Sarah Lambart, assistant professor of geology and geophysics, has been invited to sail as a petrologist on the upcoming International Ocean Discovery Program (IODP) expedition. World famous research vessel JOIDES Resolution (JR) to leave Reykjavik port, Iceland on August 6e and sail for two full months on the Norwegian coast. During the expedition, the team will drill rock core into the ocean floor along the continental margin. As part of the Core Description Lab, Lambart will be responsible for describing the textures and mineralogical assemblages of the igneous rocks collected.
Due to COVID restrictions, the ship will only sail with a partial science section. Lambart and the other members of the sailing team will communicate daily progress and observations with the shore team.
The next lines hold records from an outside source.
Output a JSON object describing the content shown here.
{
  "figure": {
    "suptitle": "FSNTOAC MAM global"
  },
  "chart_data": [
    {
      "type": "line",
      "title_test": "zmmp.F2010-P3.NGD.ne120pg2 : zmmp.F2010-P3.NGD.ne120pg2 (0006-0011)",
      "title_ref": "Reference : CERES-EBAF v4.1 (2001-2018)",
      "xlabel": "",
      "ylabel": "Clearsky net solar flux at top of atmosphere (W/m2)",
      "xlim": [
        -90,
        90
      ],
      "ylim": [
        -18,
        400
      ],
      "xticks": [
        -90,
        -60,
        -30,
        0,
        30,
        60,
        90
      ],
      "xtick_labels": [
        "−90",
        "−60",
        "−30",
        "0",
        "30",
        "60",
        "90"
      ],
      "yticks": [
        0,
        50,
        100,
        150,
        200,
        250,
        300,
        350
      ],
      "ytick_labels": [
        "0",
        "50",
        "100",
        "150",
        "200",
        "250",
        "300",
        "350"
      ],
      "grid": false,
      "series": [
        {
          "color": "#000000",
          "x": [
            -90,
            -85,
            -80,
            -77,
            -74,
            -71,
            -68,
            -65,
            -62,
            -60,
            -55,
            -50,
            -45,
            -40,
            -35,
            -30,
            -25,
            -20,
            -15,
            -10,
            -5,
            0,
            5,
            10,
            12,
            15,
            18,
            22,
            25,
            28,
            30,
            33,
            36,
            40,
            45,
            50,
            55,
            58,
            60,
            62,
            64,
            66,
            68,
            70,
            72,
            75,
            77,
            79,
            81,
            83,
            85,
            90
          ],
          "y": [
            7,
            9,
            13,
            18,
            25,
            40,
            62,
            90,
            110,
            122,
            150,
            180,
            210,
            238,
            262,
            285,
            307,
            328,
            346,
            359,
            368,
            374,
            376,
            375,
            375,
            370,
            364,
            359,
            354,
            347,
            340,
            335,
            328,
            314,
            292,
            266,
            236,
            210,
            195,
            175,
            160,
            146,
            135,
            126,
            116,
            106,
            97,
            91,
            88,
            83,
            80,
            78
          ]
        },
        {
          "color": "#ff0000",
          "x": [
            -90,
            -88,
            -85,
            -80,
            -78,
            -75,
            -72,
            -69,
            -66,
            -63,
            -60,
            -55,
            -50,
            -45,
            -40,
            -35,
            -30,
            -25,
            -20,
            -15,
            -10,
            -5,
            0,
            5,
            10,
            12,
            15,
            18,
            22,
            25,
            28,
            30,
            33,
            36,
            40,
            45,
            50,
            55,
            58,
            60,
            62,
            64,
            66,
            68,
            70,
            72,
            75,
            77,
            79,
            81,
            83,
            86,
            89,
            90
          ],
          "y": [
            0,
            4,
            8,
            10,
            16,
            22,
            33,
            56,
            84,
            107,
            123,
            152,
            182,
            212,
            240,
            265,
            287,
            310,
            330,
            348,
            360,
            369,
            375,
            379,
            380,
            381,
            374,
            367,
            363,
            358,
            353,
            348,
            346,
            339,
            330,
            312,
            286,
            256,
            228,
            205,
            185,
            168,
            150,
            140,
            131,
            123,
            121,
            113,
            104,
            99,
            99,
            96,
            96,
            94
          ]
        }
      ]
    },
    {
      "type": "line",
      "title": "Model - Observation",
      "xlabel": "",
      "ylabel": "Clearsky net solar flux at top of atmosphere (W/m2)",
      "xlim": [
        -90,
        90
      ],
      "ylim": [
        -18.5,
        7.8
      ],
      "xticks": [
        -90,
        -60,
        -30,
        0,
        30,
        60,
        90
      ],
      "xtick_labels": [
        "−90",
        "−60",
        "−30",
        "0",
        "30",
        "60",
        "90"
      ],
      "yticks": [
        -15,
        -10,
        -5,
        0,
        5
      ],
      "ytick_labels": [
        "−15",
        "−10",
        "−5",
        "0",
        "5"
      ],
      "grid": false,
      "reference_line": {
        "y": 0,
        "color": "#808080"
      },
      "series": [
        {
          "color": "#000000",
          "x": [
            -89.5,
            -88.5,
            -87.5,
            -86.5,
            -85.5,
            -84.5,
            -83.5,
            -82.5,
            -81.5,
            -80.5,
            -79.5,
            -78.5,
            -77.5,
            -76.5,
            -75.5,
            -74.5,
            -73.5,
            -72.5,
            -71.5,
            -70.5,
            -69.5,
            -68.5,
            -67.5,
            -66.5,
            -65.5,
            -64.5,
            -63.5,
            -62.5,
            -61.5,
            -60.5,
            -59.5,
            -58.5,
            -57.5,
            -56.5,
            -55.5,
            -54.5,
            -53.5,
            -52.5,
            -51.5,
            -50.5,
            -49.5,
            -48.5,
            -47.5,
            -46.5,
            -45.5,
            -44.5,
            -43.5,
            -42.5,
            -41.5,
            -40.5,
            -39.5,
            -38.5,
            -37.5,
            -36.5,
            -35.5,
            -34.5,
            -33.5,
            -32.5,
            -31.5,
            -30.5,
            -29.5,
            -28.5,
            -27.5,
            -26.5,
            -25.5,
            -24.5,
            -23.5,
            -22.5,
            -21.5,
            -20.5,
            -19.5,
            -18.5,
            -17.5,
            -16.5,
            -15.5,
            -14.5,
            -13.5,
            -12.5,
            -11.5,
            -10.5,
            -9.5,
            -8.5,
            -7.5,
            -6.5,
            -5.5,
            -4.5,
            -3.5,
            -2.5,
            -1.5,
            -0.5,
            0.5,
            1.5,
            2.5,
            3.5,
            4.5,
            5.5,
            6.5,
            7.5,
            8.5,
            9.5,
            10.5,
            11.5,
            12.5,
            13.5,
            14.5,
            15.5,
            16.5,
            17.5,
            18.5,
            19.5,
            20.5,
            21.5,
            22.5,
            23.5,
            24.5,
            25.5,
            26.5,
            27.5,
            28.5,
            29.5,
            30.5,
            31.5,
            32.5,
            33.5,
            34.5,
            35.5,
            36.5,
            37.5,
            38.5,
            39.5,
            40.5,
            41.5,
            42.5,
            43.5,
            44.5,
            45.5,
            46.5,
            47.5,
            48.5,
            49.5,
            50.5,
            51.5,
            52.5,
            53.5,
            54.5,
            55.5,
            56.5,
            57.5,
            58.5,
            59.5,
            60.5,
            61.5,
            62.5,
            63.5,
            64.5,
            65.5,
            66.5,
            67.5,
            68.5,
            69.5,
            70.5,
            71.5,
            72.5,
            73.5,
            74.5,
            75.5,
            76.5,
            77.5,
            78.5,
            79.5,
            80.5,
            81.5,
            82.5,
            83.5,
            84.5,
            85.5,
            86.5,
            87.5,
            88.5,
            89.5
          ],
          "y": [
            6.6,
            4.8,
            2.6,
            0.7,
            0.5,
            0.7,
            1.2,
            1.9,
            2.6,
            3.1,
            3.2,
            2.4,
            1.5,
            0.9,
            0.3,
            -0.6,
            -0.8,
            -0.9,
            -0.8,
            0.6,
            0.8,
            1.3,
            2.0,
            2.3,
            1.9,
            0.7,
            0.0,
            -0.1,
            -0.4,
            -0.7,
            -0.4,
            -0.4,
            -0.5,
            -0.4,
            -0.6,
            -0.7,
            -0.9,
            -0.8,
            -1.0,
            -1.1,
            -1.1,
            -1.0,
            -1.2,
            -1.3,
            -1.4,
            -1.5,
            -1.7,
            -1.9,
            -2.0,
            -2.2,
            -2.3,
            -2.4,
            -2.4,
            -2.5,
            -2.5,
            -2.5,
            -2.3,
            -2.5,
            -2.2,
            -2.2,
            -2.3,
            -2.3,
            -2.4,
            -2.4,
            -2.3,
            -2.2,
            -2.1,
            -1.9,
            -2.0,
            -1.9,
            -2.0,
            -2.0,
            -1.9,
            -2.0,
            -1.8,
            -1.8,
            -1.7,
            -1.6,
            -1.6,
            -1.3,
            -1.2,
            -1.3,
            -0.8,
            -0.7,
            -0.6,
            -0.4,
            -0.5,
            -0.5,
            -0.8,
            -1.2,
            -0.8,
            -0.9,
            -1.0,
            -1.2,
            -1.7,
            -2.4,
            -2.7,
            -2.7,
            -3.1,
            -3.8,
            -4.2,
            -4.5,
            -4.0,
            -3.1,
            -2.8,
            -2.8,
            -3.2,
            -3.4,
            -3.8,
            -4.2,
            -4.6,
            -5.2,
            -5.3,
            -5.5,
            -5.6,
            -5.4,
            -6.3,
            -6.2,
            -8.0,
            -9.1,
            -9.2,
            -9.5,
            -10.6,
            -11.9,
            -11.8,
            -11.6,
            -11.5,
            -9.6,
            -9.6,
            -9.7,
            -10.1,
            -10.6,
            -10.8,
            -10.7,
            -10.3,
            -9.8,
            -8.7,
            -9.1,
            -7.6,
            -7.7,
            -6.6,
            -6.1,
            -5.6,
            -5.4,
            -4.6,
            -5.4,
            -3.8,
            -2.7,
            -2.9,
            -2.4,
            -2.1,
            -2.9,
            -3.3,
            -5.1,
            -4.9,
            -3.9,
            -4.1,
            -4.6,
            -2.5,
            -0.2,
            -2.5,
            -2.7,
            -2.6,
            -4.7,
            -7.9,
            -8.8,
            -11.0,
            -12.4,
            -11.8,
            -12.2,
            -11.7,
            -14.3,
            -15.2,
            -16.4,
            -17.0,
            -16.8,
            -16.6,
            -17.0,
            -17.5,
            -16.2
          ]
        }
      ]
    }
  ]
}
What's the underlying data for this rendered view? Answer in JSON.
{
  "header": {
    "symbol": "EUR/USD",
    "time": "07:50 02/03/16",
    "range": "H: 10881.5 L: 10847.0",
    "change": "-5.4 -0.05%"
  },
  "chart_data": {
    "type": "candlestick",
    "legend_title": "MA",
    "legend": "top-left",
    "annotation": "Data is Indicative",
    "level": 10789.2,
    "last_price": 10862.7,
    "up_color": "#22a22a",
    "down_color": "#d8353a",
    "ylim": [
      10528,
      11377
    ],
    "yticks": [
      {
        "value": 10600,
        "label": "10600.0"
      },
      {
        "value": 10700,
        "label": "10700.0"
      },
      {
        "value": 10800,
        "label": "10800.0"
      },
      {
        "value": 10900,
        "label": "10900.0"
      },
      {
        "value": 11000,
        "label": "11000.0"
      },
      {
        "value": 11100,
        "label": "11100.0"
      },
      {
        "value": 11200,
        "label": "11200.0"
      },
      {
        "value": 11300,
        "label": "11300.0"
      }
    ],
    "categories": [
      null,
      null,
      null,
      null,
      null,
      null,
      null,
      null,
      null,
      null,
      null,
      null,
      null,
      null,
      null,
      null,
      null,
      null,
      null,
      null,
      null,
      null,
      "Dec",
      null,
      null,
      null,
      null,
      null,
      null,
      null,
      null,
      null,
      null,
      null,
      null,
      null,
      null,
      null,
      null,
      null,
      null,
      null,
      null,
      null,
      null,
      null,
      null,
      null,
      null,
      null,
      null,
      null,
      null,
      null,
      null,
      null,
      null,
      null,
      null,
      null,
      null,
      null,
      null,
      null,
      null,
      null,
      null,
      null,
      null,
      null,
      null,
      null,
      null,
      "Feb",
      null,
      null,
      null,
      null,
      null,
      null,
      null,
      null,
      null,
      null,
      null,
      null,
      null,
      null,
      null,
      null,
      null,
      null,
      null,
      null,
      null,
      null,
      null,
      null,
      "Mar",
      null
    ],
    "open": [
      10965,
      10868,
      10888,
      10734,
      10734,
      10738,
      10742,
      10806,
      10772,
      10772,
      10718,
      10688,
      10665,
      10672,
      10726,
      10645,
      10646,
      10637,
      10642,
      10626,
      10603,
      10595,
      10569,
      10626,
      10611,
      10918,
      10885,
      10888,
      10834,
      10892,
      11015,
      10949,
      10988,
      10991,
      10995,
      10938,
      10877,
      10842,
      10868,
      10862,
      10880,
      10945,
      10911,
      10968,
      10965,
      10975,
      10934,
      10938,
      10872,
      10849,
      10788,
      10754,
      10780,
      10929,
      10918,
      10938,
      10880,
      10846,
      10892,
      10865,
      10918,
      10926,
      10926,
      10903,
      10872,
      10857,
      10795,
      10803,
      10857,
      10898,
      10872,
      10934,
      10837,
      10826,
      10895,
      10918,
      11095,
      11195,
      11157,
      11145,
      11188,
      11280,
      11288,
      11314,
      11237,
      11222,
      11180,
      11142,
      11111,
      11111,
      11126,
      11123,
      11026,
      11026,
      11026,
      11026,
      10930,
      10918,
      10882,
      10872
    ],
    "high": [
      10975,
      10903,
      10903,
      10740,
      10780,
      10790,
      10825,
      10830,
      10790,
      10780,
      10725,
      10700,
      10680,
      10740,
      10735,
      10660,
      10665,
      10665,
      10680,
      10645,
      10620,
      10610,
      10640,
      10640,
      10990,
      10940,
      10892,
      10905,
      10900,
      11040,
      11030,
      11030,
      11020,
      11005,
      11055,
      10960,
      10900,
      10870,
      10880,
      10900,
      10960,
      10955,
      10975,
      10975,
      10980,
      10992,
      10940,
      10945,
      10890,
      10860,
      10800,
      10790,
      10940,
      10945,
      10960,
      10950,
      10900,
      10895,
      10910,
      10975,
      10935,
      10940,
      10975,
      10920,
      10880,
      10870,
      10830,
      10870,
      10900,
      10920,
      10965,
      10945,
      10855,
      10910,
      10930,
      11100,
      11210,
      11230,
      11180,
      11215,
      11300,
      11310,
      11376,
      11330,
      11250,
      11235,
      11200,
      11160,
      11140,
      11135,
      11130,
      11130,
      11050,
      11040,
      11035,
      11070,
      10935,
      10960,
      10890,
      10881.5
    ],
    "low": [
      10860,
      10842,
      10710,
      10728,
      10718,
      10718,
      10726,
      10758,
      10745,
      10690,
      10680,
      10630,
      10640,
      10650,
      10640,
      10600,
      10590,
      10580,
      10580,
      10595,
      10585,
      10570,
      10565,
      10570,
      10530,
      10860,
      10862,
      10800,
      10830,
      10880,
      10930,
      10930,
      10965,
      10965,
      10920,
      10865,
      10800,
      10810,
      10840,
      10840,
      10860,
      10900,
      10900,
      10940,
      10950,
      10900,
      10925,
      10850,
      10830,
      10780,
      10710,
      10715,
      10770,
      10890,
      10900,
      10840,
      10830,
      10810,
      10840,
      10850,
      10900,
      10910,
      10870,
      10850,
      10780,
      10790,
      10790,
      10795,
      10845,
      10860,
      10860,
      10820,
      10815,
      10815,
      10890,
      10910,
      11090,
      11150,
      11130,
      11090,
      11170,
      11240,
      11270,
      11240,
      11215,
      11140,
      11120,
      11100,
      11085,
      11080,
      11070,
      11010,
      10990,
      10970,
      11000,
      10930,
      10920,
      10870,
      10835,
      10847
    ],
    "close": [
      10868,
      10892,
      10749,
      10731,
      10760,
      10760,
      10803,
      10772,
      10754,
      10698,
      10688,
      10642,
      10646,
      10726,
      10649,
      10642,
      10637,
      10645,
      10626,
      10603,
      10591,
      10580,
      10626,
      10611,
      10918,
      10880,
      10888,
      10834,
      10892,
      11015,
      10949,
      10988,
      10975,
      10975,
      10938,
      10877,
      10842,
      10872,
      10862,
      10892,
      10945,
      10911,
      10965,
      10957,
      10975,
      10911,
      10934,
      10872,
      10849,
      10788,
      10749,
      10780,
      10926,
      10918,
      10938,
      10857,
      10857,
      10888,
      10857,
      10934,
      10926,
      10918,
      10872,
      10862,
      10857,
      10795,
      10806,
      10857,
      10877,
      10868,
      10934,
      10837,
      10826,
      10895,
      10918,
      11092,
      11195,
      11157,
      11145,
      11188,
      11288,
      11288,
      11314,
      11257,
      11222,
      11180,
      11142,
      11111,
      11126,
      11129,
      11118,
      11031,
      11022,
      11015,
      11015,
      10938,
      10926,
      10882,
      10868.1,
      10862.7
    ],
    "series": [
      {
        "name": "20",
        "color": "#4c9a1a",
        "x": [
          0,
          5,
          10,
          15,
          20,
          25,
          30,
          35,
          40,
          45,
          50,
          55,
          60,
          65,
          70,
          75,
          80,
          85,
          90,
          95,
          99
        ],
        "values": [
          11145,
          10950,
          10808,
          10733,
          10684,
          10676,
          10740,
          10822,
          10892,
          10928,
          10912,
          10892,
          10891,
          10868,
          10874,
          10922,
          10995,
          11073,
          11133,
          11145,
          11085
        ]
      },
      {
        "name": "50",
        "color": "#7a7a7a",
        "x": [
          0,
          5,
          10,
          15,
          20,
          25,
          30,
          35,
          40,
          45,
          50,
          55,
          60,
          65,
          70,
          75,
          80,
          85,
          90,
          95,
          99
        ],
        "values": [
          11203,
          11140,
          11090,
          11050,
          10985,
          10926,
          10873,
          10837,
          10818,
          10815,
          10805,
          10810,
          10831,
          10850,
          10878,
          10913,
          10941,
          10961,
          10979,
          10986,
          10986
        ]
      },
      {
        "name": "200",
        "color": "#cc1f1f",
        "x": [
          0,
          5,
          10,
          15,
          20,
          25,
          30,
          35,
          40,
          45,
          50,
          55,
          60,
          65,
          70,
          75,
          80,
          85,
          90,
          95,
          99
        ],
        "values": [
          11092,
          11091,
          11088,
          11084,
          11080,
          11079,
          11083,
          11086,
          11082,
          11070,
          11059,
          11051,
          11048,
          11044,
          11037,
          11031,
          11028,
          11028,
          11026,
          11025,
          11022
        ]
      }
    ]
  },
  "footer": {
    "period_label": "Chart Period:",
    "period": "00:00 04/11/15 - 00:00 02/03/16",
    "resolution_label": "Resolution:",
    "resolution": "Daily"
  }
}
The mission explores a geological anomaly associated with the dislocation of North America and Europe and the formation of the North Atlantic Ocean, beginning at the start of the Cenozoic era. The North Atlantic break-up event generated too much magma volume to be explained by the type of volcanic activity occurring today along the Mid-Atlantic Ridge. Three different hypotheses exist to explain this excess of magma: 1) high temperatures in the mantle associated with an ascending plume of matter, 2) movement of matter on a small scale due to convection at the base of the lithosphere, and 3) variation of the composition of the coat. While all three hypotheses might play a role in the rupture event, the relative importance of each of the mechanisms remains unresolved.
After the expedition, Lambart and members of the MagMaX Laboratory at the University of Utah will study the collected rocks, in particular the large mineral grains which can record information about the temperature and the variability of the mantle source and will be used to discriminate the different hypotheses.